Collections › MESDA Collection › Goblet

Goblet

Artist/Maker:
Ball, William
Place Made:
Baltimore Maryland United States of America
Date Made:
1789-1815
Medium:
silver
Dimensions:
HOA: 7″
Accession Number:
2783.1
Description:
DESCRIPTION: A pair of silver standing cups or goblets with gold wash interiors and round bases.

INSCRIPTION: Engraved on front with the initial “M” within a bright-cut shield cartouche featuring swags, stars, and sprigs.

MARK: Struck twice on bottom of base with intaglio “W•BALL” mark in a conforming rectangle reserve.

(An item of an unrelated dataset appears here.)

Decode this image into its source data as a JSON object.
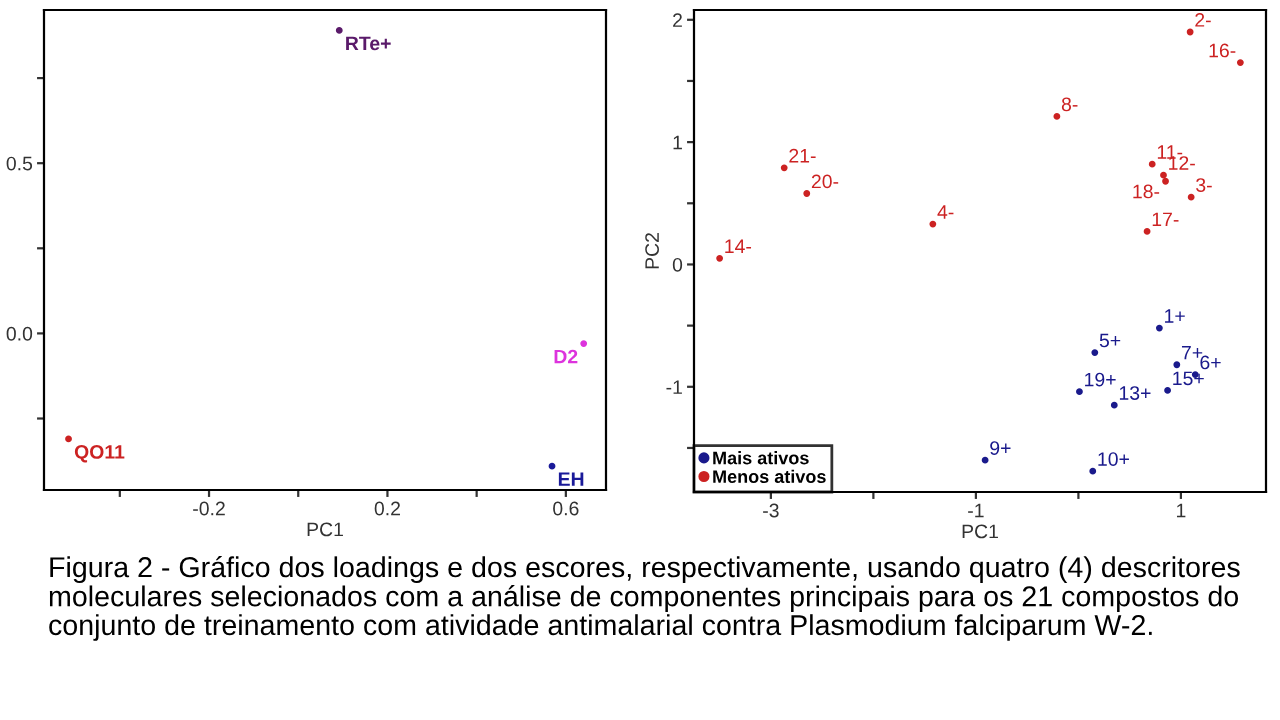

MAKER: William Ball was born in England in 1763 and was working in Baltimore, Maryland at least by 1789, when the Maryland Orphans’ Court Proceedings recorded the indenture of an apprentice to the silversmith (Vol 2, 1787-1792, p. 119, 13 August 1789). The Maryland Journal (25 September 1790) announced the dissolution of a partnership of between Ball and Israel H. Johnson (working 1786-1790). In 1812 Ball appears in another partnership as Ball & Heald; Heald is probably John S. Heald. Documented apprentices to Ball include Cantwell Douglas [b.1774], David Pluright [b.ca.1780], Thomas Murphy [b.ca. 1781] and Alfred White [b.ca. 1783]. Like his contemporary George Aiken (1765-1832), Ball suffered financial reverses during the 1810s and in 1814 took advantage of the insolvency laws; for a time he ran a packet line between Baltimore and Alexandria. Ball was a member of a local Abolitionist organization, and there is some evidence that he may have aided in the escape of a runaway slave via his packet line. Ball worked at his trade up until his death in June of 1815. See Jacob Hall Pleasants and Howard Sill, “Maryland Silversmiths, 1715-1830” (Baltimore, MD: Lord Baltimore Press, 1930) and Jennifer Faulds Goldsborough, “Silver in Maryland” (Baltimore, MD: Maryland Historical Society, 1983).

FORM: Although silver goblets had been made in America since the seventeenth century, the form is uncommon. Most were intended for use in churches (communion chalices); however, in the nineteenth century many were made for domestic purposes. Domestic goblets were often ornamented with either the owner’s initials, surnames, or more lengthy inscriptions. Both communion chalices and domestic goblets were sometimes elaborately decorated with cast, die-stamped, engraved, or repousse ornament. Most goblets are lined, as is this one, with a gold wash; though the wash is often worn away.